The tax-relief tip that could save you thousands… but which only one third of people know about

25th August 2025 by RetireEasy





New research shows that just 34% of people are aware of a tax benefit that could save them thousands… and that figure drops to just 25% among those aged 55 and over

New research from Hargreaves Lansdowne, using data taken from a survey of 2,000 people, has shown that only 34% of adults in the UK are aware that you can pay money into the pension of a partner or child – potentially gaining tens of thousands of pounds in tax relief.
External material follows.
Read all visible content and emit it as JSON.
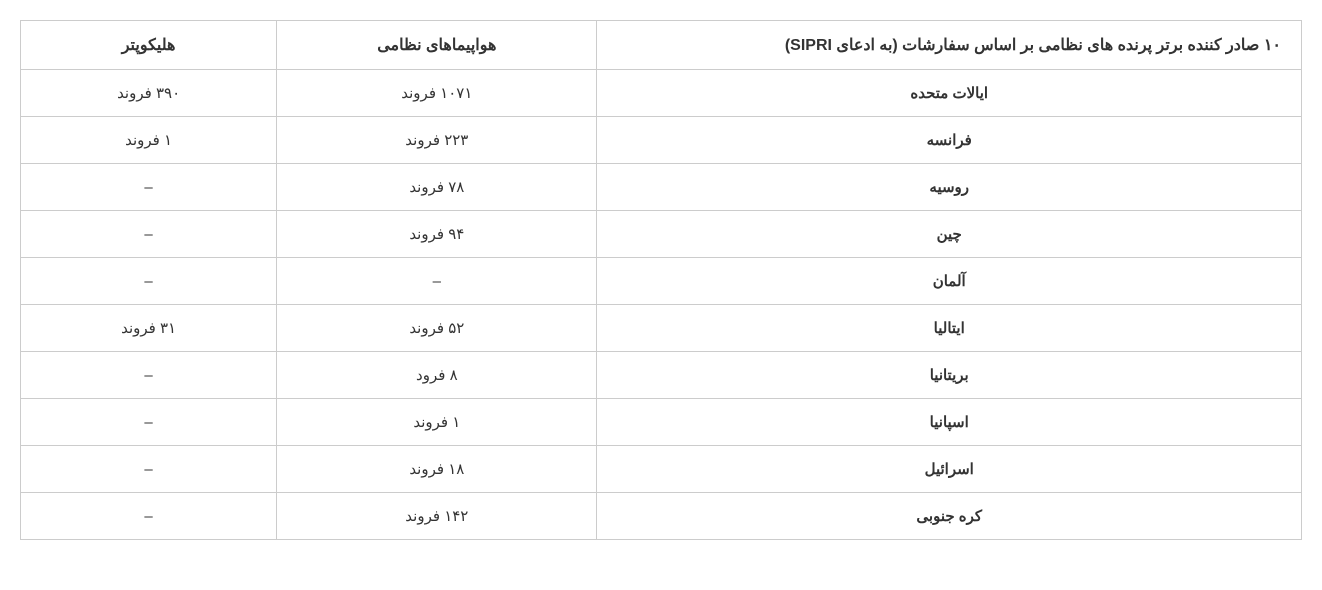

In fact, you can contribute up to £2,880 per year to the SIPP of a non-working spouse or child – and the government will top it up to £3,600 with tax relief.

HL says that:

  • Younger people were more aware of this benefit than their older counterparts – 43% of those aged 18-34 compared to just 25% of those aged 55 and over.
  • 78% of additional rate taxpayers were aware.
  • This compares to 61% of higher rate taxpayers and 29% of those paying basic rate tax.
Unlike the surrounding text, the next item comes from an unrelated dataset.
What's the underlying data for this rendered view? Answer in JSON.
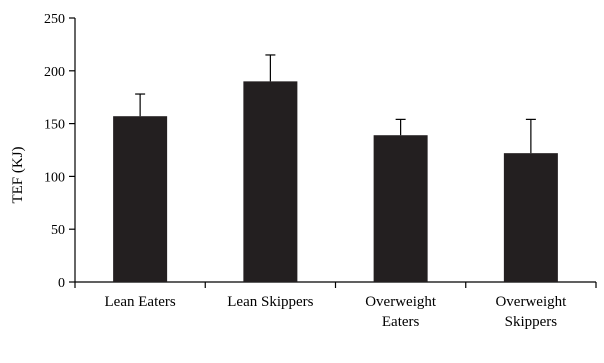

Helen Morrissey, head of retirement analysis. Hargreaves Lansdown, said: “The ability to pay into a partner’s pension is a little-known benefit that can make an enormous difference to your family’s retirement planning.
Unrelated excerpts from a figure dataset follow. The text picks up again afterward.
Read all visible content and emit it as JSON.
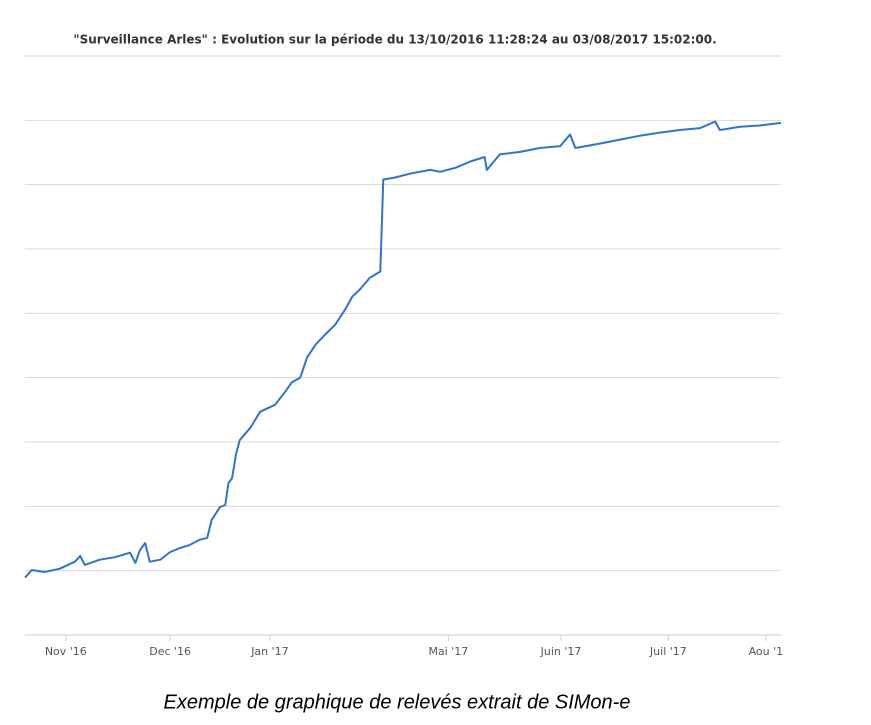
{
  "chart_data": {
    "type": "line",
    "title": "\"Surveillance Arles\" : Evolution sur la période du 13/10/2016 11:28:24 au 03/08/2017 15:02:00.",
    "caption": "Exemple de graphique de relevés extrait de SIMon-e",
    "xlim": [
      0,
      100
    ],
    "xticks": [
      {
        "value": 5.4,
        "label": "Nov '16"
      },
      {
        "value": 19.2,
        "label": "Dec '16"
      },
      {
        "value": 32.4,
        "label": "Jan '17"
      },
      {
        "value": 56.0,
        "label": "Mai '17"
      },
      {
        "value": 70.9,
        "label": "Juin '17"
      },
      {
        "value": 85.1,
        "label": "Juil '17"
      },
      {
        "value": 98.0,
        "label": "Aou '1"
      }
    ],
    "ylim": [
      0,
      9
    ],
    "ygrid": [
      1,
      2,
      3,
      4,
      5,
      6,
      7,
      8,
      9
    ],
    "grid": true,
    "color": "#2f74d0",
    "x": [
      0,
      0.9,
      2.6,
      4.6,
      6.6,
      7.3,
      7.9,
      9.9,
      11.9,
      13.9,
      14.6,
      15.2,
      15.9,
      16.5,
      17.9,
      19.2,
      20.5,
      21.8,
      23.1,
      24.1,
      24.7,
      25.8,
      26.5,
      26.9,
      27.4,
      27.9,
      28.4,
      29.8,
      31.1,
      33.1,
      34.4,
      35.3,
      36.4,
      37.3,
      38.4,
      39.7,
      41.0,
      42.3,
      43.3,
      44.3,
      45.6,
      47.0,
      47.4,
      48.9,
      50.9,
      53.6,
      54.9,
      56.9,
      58.9,
      60.8,
      61.1,
      62.8,
      65.5,
      68.1,
      70.8,
      72.1,
      72.8,
      76.1,
      78.7,
      81.3,
      84.0,
      86.6,
      89.3,
      91.3,
      91.9,
      94.6,
      97.2,
      100
    ],
    "values": [
      0.89,
      1.01,
      0.98,
      1.03,
      1.14,
      1.23,
      1.09,
      1.17,
      1.21,
      1.28,
      1.12,
      1.32,
      1.43,
      1.14,
      1.17,
      1.29,
      1.35,
      1.4,
      1.48,
      1.51,
      1.79,
      1.99,
      2.02,
      2.36,
      2.44,
      2.8,
      3.03,
      3.22,
      3.47,
      3.58,
      3.78,
      3.93,
      4.0,
      4.31,
      4.51,
      4.67,
      4.82,
      5.05,
      5.26,
      5.37,
      5.55,
      5.65,
      7.08,
      7.11,
      7.17,
      7.23,
      7.2,
      7.26,
      7.36,
      7.43,
      7.23,
      7.47,
      7.51,
      7.57,
      7.6,
      7.78,
      7.57,
      7.64,
      7.7,
      7.76,
      7.81,
      7.85,
      7.88,
      7.98,
      7.85,
      7.9,
      7.92,
      7.96
    ]
  }
}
“You can pay up to £2,880 per year into the SIPP of a non-working spouse. Even though they are not working, and so not paying tax, they will still get a tax relief top up from government taking it up to £3,600. It’s a powerful way to boost the retirement planning of a loved one who is taking time out of the workforce to care for children or other loved ones and can go a long way towards closing the gender pension gap that continues to yawn widely.”

You can still make payments to your partner’s pension even if they are working ­– as long as total contributions do not exceed their annual allowance. That makes it a great way to gain the most of any spare cash you have if you have made the most of your own pension allowances.

The problem is not enough of us know about it, although higher earners tend to be much more aware – well over three quarters of additional rate taxpayers said they knew about it. This may well be because they are making use of it. 61% of higher rate taxpayers knew about the rule but only 29% of basic rate taxpayers did.

And there’s more…

The rule can be expanded even further than that of a spouse or partner. You can also contribute to the pension of a child through a Junior SIPP and get their retirement planning off to a flying start.

As with a non-working spouse, you can contribute up to £2,880 per year to a Junior SIPP and they will receive the government tax relief top up to £3,600. Even small contributions will make a difference.

Combined with tax relief and long-term investment growth, these contributions can grow and give your child a real leg up the retirement planning ladder. Total contributions of the full £3,600 per year, for instance, could see them with a pension pot of £104,000 by the time they are 18… a great starting point for THEIR future retirement.